One of the noblest sentiments in the American pledge of allegiance is the final line intended to describe the United States of America: “…with liberty and justice for all.” As a people, we Americans have strived to live up to that ideal yet have often fallen short.
Psalm 146:6-7a says nothing of liberty, but it does address justice:
God: the maker of heaven and earth, the sea, and all that is in them, God: who is faithful forever, who gives justice to people who are oppressed, who gives bread to people are starving! (CEB, italics added)
The passage continues (vv. 7b-9), providing a seven-fold description of divine justice. Our just God…
- frees prisoners
- gives sight to the blind
- lifts up those who are stooped
- loves the righteous
- protects immigrants
- helps orphans and widows
- frustrates the wicked
The church’s mission in the world rests on a simple premise:
Find out what God is concerned about then join God in that concern.
The common denominator for five of the seven groups of people on the list is powerlessness. What can those who are incarcerated give us? Not much. Or how about the destitute woman who has lost her husband, or the child left alone after the death of their parents? As for immigrants, they are sometimes in the most precarious position of all. Yet it is not the rich and famous who receive the LORD’s special favor. Rather, it is those who seemingly have little to offer in return – the last, the lost, and the least – who have captured the loving heart of our Father. In a world that coldly pushes them to the margins as unimportant, God draws them in, wrapping them up in loving arms, whispering comfort. His compassion is naturally accompanied by the stubborn pursuit of justice on their behalf.

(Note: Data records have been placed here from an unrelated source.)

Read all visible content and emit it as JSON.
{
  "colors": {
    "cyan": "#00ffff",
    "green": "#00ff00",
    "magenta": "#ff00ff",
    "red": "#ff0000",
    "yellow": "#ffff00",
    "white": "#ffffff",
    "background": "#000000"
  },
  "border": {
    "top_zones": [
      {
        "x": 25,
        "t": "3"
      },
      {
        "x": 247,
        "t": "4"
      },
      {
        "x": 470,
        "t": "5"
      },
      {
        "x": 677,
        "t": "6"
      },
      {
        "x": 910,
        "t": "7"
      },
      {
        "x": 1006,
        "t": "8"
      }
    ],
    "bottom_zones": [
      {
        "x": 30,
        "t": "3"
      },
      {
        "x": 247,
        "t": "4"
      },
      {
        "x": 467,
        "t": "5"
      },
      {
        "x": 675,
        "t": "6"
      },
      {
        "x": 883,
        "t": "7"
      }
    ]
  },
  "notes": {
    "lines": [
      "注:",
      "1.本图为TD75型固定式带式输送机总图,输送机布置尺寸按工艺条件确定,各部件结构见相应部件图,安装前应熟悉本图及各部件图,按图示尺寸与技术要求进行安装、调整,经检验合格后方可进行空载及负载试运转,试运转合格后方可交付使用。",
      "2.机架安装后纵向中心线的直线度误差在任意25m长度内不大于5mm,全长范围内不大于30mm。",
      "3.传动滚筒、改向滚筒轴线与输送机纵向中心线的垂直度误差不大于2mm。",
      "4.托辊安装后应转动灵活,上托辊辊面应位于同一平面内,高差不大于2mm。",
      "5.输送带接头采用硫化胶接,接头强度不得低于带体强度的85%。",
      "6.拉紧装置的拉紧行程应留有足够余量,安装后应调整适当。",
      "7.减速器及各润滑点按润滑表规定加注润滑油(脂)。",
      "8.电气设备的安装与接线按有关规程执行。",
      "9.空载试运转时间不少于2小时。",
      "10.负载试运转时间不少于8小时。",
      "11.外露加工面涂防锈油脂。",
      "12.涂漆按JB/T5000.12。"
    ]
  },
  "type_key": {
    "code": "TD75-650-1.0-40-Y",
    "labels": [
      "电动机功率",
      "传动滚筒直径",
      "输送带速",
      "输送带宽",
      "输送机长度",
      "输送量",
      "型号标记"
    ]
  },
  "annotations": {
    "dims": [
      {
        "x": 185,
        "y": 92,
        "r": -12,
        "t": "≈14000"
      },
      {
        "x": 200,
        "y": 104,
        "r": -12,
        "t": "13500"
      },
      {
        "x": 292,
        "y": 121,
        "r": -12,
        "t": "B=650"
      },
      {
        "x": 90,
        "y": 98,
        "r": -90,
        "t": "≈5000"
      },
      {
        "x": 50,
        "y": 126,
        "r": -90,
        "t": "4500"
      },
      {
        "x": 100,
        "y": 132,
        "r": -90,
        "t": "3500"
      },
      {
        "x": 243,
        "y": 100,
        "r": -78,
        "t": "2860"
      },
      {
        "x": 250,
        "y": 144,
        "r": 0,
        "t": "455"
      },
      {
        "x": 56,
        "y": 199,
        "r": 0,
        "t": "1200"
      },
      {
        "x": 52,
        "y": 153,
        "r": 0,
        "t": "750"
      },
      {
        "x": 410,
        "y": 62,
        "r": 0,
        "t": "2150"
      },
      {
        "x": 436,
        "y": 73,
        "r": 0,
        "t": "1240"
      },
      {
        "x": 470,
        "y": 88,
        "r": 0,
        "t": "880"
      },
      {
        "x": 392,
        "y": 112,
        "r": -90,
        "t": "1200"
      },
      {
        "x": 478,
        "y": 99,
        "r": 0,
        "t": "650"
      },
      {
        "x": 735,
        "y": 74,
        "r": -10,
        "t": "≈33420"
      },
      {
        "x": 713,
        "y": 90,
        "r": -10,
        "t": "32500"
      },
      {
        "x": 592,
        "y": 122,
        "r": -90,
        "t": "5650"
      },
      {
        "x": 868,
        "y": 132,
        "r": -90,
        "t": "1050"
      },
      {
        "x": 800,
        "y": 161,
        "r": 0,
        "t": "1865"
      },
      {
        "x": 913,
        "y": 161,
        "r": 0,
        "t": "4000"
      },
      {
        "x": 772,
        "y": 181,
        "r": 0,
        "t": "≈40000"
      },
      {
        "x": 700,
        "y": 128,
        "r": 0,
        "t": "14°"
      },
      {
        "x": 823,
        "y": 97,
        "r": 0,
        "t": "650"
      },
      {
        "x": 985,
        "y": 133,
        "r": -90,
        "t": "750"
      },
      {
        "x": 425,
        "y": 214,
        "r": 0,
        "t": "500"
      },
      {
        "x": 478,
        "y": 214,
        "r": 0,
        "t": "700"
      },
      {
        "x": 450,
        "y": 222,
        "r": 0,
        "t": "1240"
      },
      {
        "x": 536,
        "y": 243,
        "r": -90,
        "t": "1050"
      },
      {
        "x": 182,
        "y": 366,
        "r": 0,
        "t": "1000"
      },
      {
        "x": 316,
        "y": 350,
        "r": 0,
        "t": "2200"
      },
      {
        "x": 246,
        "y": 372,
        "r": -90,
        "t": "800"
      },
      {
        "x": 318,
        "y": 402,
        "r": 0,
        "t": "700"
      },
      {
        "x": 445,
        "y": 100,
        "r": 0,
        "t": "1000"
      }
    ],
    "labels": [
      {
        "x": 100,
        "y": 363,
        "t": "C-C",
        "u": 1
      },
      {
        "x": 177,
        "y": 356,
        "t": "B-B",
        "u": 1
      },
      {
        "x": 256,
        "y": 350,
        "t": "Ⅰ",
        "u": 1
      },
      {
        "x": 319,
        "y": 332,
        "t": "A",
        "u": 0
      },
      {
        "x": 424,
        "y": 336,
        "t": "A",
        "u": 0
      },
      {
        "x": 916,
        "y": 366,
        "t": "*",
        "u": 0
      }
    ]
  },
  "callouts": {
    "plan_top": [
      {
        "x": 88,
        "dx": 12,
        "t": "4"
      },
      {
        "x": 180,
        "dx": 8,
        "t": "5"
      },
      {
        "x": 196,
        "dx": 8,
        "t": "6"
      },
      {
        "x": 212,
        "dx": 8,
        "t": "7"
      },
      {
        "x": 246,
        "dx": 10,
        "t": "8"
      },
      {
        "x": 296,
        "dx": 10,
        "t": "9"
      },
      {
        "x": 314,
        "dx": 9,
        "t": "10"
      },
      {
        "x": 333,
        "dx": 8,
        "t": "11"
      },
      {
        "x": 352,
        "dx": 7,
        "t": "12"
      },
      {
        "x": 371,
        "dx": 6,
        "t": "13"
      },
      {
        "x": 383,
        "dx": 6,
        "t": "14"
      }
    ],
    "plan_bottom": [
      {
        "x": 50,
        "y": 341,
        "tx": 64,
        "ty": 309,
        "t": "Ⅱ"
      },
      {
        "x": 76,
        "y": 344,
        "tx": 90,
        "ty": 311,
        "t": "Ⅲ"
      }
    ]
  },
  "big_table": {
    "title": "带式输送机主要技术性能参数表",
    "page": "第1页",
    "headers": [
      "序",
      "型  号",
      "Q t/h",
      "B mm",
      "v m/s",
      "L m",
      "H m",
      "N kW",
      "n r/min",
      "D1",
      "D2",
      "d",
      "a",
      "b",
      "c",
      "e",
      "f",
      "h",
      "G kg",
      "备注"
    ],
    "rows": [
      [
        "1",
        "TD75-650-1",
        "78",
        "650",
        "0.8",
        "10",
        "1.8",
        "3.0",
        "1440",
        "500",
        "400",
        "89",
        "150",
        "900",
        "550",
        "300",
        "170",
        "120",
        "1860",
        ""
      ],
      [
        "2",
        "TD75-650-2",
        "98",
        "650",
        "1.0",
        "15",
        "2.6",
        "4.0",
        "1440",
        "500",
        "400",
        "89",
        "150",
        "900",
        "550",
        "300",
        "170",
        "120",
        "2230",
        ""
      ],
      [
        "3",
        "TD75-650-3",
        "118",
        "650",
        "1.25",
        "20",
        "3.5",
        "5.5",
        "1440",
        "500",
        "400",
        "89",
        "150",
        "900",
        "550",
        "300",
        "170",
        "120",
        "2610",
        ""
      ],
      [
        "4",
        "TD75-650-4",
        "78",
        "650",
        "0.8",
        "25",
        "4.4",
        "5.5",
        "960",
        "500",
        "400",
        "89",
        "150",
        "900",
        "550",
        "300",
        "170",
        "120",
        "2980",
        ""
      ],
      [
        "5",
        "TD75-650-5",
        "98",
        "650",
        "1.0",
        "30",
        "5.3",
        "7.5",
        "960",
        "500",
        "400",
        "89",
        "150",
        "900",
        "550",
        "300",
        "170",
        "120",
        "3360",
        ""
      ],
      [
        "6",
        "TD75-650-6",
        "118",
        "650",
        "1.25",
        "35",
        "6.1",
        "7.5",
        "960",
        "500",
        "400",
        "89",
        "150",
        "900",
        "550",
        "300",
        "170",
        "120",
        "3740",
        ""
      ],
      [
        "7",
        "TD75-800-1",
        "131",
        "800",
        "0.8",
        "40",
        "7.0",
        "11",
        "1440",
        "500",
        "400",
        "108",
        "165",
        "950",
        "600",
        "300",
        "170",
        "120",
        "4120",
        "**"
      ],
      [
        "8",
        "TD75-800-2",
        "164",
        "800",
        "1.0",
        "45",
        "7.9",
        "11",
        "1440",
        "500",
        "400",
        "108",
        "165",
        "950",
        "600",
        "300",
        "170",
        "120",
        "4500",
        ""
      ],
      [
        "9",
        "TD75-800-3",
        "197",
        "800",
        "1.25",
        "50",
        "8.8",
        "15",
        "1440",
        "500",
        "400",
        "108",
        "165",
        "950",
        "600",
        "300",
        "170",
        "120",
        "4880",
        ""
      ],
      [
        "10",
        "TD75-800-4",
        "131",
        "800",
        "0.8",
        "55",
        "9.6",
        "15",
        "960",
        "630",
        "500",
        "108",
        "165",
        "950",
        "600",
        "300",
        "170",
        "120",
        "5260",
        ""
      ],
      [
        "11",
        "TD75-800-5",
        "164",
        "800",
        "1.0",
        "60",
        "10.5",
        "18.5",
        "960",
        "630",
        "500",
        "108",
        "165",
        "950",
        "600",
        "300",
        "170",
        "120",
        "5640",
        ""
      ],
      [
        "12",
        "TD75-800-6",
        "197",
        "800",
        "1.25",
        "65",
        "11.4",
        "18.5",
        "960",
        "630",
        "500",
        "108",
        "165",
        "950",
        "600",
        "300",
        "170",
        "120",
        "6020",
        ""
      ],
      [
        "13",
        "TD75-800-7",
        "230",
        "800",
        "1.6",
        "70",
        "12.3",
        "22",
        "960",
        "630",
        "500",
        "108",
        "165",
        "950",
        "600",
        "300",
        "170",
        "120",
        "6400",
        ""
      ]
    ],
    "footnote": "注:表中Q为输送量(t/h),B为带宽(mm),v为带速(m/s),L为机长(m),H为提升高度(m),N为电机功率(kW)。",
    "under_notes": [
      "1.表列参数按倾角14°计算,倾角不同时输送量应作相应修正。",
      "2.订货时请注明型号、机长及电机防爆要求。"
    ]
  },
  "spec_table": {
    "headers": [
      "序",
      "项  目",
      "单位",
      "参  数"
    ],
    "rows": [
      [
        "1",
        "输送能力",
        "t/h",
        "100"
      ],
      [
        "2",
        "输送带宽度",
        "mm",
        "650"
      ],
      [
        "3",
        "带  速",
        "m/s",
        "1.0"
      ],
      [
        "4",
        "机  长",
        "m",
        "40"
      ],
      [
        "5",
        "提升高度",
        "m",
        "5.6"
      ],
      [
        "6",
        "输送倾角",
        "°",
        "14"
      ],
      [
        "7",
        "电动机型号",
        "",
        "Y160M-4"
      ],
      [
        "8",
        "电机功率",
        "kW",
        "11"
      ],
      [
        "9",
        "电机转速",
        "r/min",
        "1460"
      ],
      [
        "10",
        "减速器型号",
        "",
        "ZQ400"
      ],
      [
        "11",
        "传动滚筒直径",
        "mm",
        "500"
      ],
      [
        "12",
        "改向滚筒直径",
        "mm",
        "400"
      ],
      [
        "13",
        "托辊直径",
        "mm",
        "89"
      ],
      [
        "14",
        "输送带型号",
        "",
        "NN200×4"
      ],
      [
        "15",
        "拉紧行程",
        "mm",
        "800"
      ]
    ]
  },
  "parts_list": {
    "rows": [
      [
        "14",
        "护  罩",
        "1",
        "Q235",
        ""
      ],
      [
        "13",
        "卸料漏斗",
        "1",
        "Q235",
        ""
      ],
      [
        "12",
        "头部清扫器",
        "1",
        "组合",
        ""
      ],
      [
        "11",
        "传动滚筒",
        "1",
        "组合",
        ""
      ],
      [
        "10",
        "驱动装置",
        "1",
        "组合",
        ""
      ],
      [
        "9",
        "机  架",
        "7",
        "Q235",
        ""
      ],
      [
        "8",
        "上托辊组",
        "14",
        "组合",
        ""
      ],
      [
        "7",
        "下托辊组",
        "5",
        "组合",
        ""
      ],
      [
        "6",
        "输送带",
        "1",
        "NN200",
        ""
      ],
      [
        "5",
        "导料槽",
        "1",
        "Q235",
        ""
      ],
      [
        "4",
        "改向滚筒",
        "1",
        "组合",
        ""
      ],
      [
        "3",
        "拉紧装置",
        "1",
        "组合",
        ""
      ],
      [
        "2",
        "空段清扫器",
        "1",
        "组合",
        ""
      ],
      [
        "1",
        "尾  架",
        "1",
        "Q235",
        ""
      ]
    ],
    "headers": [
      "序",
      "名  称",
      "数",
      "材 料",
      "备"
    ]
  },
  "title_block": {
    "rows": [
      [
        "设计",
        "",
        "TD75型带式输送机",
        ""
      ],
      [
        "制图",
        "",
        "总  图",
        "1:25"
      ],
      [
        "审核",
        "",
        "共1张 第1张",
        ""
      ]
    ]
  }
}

The parable is told of a farmer whose land was adjacent to a river. One day when tending his field by the river bank, he saw a woman flailing in the water. The farmer quickly called his family and together they fished her out of the water to safety. An hour later, the scenario repeated itself, except this time it was a man in peril. The rescues continued all afternoon, until they had saved half a dozen from the river. The farmer’s daughter finally spoke up. “Dad,” she asked, “I’m glad we’ve been able to rescue these people from drowning. But I wonder: Shouldn’t we go up river and see who has been pushing them in?”
Psalm 146:6-7 carves out a place for both the exercise of compassion and the pursuit of justice. God feeds the hungry and gives justice to the oppressed.
Mercy and advocacy are the two strong arms that rescue and empower those most vulnerable.*
If God is concerned about prisoners, immigrants, widows, orphans, the blind and those crushed by life’s burdens, then how can the church – the People of God – not also be concerned?
Yet there are two more groups of people on the list, namely, the righteous and the wicked. If we as God’s people are to be like God, then we must do as God does. And what does God do? The LORD loves the righteous (v.8) but frustrates the wicked (v.9). Here is where the church can set an example for society. Do we praise our children when they do virtuous things or do we ignore them, thereby discouraging that behavior in the future? Similarly, do we disapprove of those among us whose self-centeredness makes them callous, even wicked, or do we elevate them? It pays to study what God does then follow God’s example. To do the opposite is to invite disaster.
We serve an amazing God! The LORD models how we can walk a different path, one of heartfelt concern for the powerless. Psalm 146 reminds us that this concern entails both compassion and the pursuit of justice, Gods two strong arms. In times that risk frustrating the righteous and rewarding the wicked, let’s reverse the order. Let’s love God’s way, resisting the urge to marginalize the powerless. Instead, let us enfold the last, the lost, and the least.
*Note: I am indebted to former Nazarene Education Commissioner, Dr Jerry Lambert, who spoke of evangelism and education as the “two strong arms of the Body of Christ.” I have adapted that imagery for this essay.